The ⁤ongoing discussions surrounding the privatization of healthcare in Hungary reveal a push towards integrated public-private ⁣partnerships.‌ Kóka’s argument advocating for a ⁣system where ⁤private providers could alleviate the strain on public healthcare by offering additional insurance reveals the potential for innovation in financing healthcare. This could empower‌ families, allowing them the choice of care without solely relying‍ on public health resources.

As more discussions emerge about decreasing government ​spending on healthcare while ensuring access and quality, the solution may not lie strictly in privatization or conventional public funding alone, but in a balance that leverages both sectors effectively. The administrative hurdles and constant underfunding of the state system hinder improvement, emphasizing the need for both⁣ structural reforms and a collaborative approach between⁣ public and private sectors.

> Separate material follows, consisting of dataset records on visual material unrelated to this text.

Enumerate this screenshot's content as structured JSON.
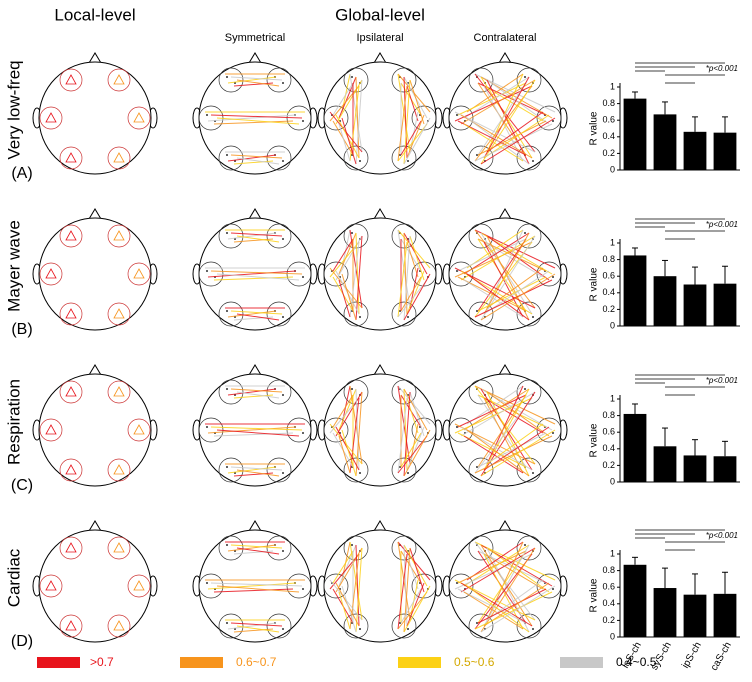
{
  "header": {
    "local": "Local-level",
    "global": "Global-level",
    "columns": [
      "Symmetrical",
      "Ipsilateral",
      "Contralateral"
    ]
  },
  "rows": [
    {
      "label": "Very low-freq",
      "panel": "(A)"
    },
    {
      "label": "Mayer wave",
      "panel": "(B)"
    },
    {
      "label": "Respiration",
      "panel": "(C)"
    },
    {
      "label": "Cardiac",
      "panel": "(D)"
    }
  ],
  "legend": [
    {
      "label": ">0.7",
      "color": "#e8141c"
    },
    {
      "label": "0.6~0.7",
      "color": "#f7941d"
    },
    {
      "label": "0.5~0.6",
      "color": "#fcd116"
    },
    {
      "label": "0.4~0.5",
      "color": "#c8c8c8"
    }
  ],
  "chart_data": [
    {
      "type": "bar",
      "y_label": "R value",
      "annotation": "*p<0.001",
      "categories": [
        null,
        null,
        null,
        null
      ],
      "values": [
        0.86,
        0.67,
        0.46,
        0.45
      ],
      "errors": [
        0.08,
        0.15,
        0.18,
        0.19
      ],
      "color": "#000000",
      "ylim": [
        0,
        1
      ],
      "yticks": [
        0,
        0.2,
        0.4,
        0.6,
        0.8,
        1
      ]
    },
    {
      "type": "bar",
      "y_label": "R value",
      "annotation": "*p<0.001",
      "categories": [
        null,
        null,
        null,
        null
      ],
      "values": [
        0.85,
        0.6,
        0.5,
        0.51
      ],
      "errors": [
        0.09,
        0.19,
        0.21,
        0.21
      ],
      "color": "#000000",
      "ylim": [
        0,
        1
      ],
      "yticks": [
        0,
        0.2,
        0.4,
        0.6,
        0.8,
        1
      ]
    },
    {
      "type": "bar",
      "y_label": "R value",
      "annotation": "*p<0.001",
      "categories": [
        null,
        null,
        null,
        null
      ],
      "values": [
        0.82,
        0.43,
        0.32,
        0.31
      ],
      "errors": [
        0.12,
        0.22,
        0.19,
        0.18
      ],
      "color": "#000000",
      "ylim": [
        0,
        1
      ],
      "yticks": [
        0,
        0.2,
        0.4,
        0.6,
        0.8,
        1
      ]
    },
    {
      "type": "bar",
      "y_label": "R value",
      "annotation": "*p<0.001",
      "categories": [
        "loS-ch",
        "syS-ch",
        "ipS-ch",
        "caS-ch"
      ],
      "values": [
        0.87,
        0.59,
        0.51,
        0.52
      ],
      "errors": [
        0.09,
        0.24,
        0.25,
        0.26
      ],
      "color": "#000000",
      "ylim": [
        0,
        1
      ],
      "yticks": [
        0,
        0.2,
        0.4,
        0.6,
        0.8,
        1
      ]
    }
  ]
}
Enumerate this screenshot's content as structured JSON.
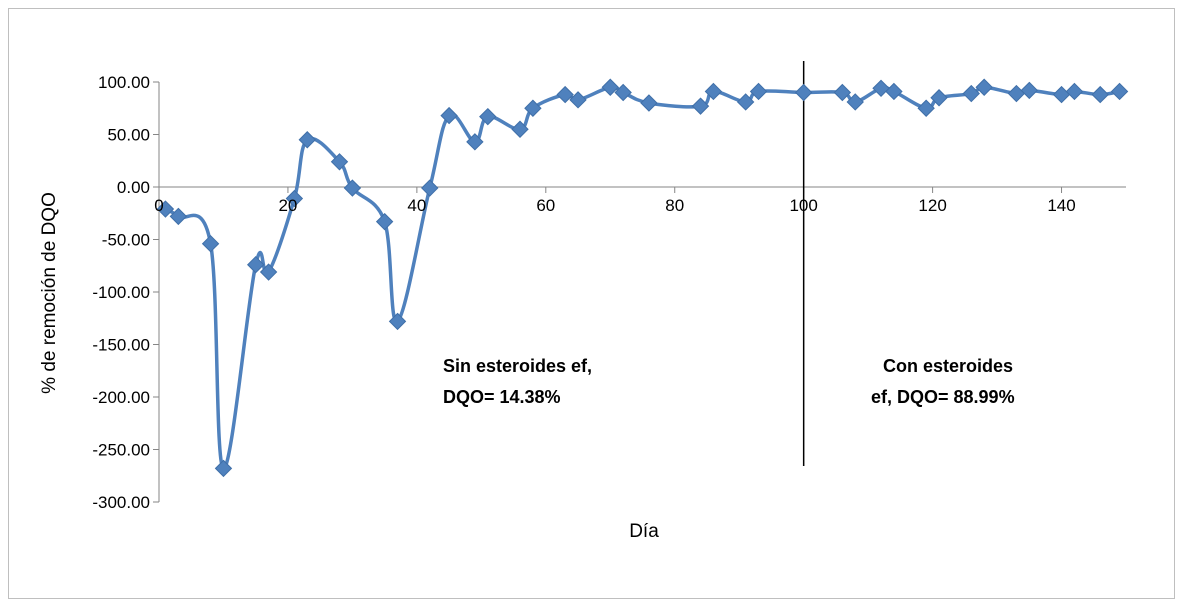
{
  "chart_data": {
    "type": "scatter",
    "title": "",
    "xlabel": "Día",
    "ylabel": "% de remoción de DQO",
    "xlim": [
      0,
      150
    ],
    "ylim": [
      -300,
      100
    ],
    "x_ticks": [
      0,
      20,
      40,
      60,
      80,
      100,
      120,
      140
    ],
    "x_tick_labels": [
      "0",
      "20",
      "40",
      "60",
      "80",
      "100",
      "120",
      "140"
    ],
    "y_ticks": [
      100,
      50,
      0,
      -50,
      -100,
      -150,
      -200,
      -250,
      -300
    ],
    "y_tick_labels": [
      "100.00",
      "50.00",
      "0.00",
      "-50.00",
      "-100.00",
      "-150.00",
      "-200.00",
      "-250.00",
      "-300.00"
    ],
    "grid": false,
    "legend": "none",
    "line_style": "smoothed line with diamond markers",
    "divider_x": 100,
    "series": [
      {
        "color": "#4f81bd",
        "points": [
          [
            1,
            -21
          ],
          [
            3,
            -28
          ],
          [
            8,
            -54
          ],
          [
            10,
            -268
          ],
          [
            15,
            -74
          ],
          [
            17,
            -81
          ],
          [
            21,
            -11
          ],
          [
            23,
            45
          ],
          [
            28,
            24
          ],
          [
            30,
            -1
          ],
          [
            35,
            -33
          ],
          [
            37,
            -128
          ],
          [
            42,
            -1
          ],
          [
            45,
            68
          ],
          [
            49,
            43
          ],
          [
            51,
            67
          ],
          [
            56,
            55
          ],
          [
            58,
            75
          ],
          [
            63,
            88
          ],
          [
            65,
            83
          ],
          [
            70,
            95
          ],
          [
            72,
            90
          ],
          [
            76,
            80
          ],
          [
            84,
            77
          ],
          [
            86,
            91
          ],
          [
            91,
            81
          ],
          [
            93,
            91
          ],
          [
            100,
            90
          ],
          [
            106,
            90
          ],
          [
            108,
            81
          ],
          [
            112,
            94
          ],
          [
            114,
            91
          ],
          [
            119,
            75
          ],
          [
            121,
            85
          ],
          [
            126,
            89
          ],
          [
            128,
            95
          ],
          [
            133,
            89
          ],
          [
            135,
            92
          ],
          [
            140,
            88
          ],
          [
            142,
            91
          ],
          [
            146,
            88
          ],
          [
            149,
            91
          ]
        ]
      }
    ],
    "annotations": [
      {
        "lines": [
          "Sin esteroides ef,",
          "DQO= 14.38%"
        ]
      },
      {
        "lines": [
          "Con esteroides",
          "ef, DQO= 88.99%"
        ]
      }
    ]
  }
}
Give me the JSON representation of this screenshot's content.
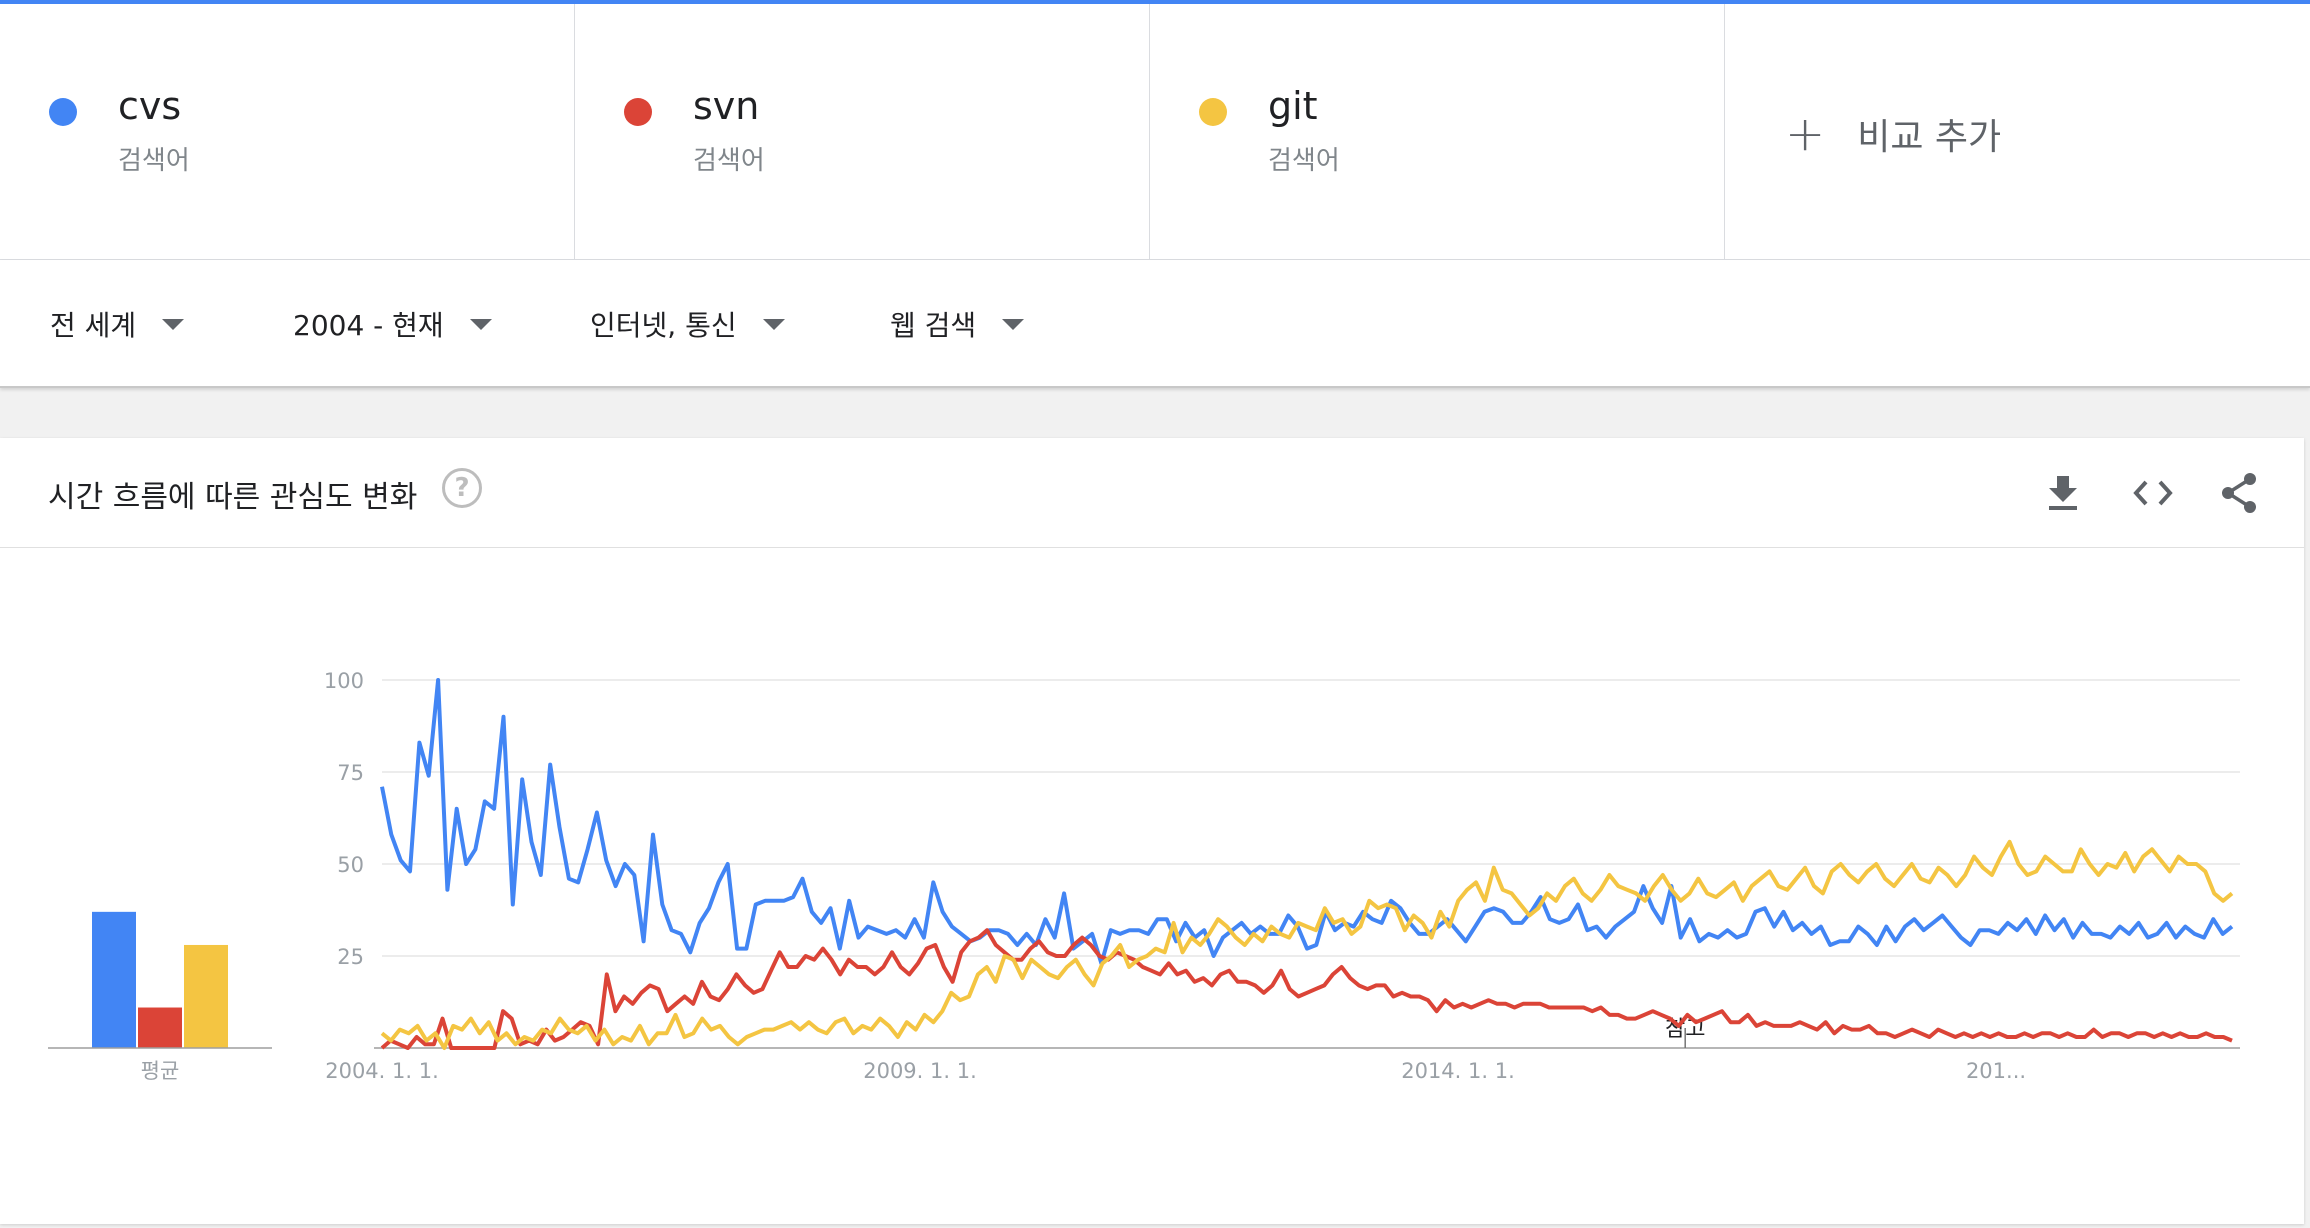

### Transformation Through Preventive ​Care

Implementing a preventive care model could offer a sustainable solution to Hungary’s healthcare crisis. Promoting healthier lifestyles, ‍such as through healthier school lunches, can foster long-term change in public health outcomes which in turn could lead to reduced strain on the healthcare system. Kóka’s bold predictions⁤ of a GDP increase through healthy dietary shifts are significant, emphasizing ⁤the economic benefits of investing in public health measures.

Promoting health from an early age could foster a transformative effect in realizing both ⁤individual and societal health outcomes. Investing in preventive care not ⁢only addresses the immediate financial ‍concerns but may also ⁤yield greater returns as overall public ‌health improves.

### Concluding Thoughts

The​ dialogue surrounding the future of healthcare in Hungary stresses a need for creative solutions that integrate different funding sources, accountability,‍ and efficiency in resource ⁤allocation. By reshaping financing structures and prioritizing preventive⁢ care, Hungary can navigate its current healthcare challenges⁣ and set the foundation for a more sustainable healthcare system. As we look ahead, it is clear that the need for transformative changes has never been more pressing, and innovative thinking​ will be ​vital in achieving⁣ these goals.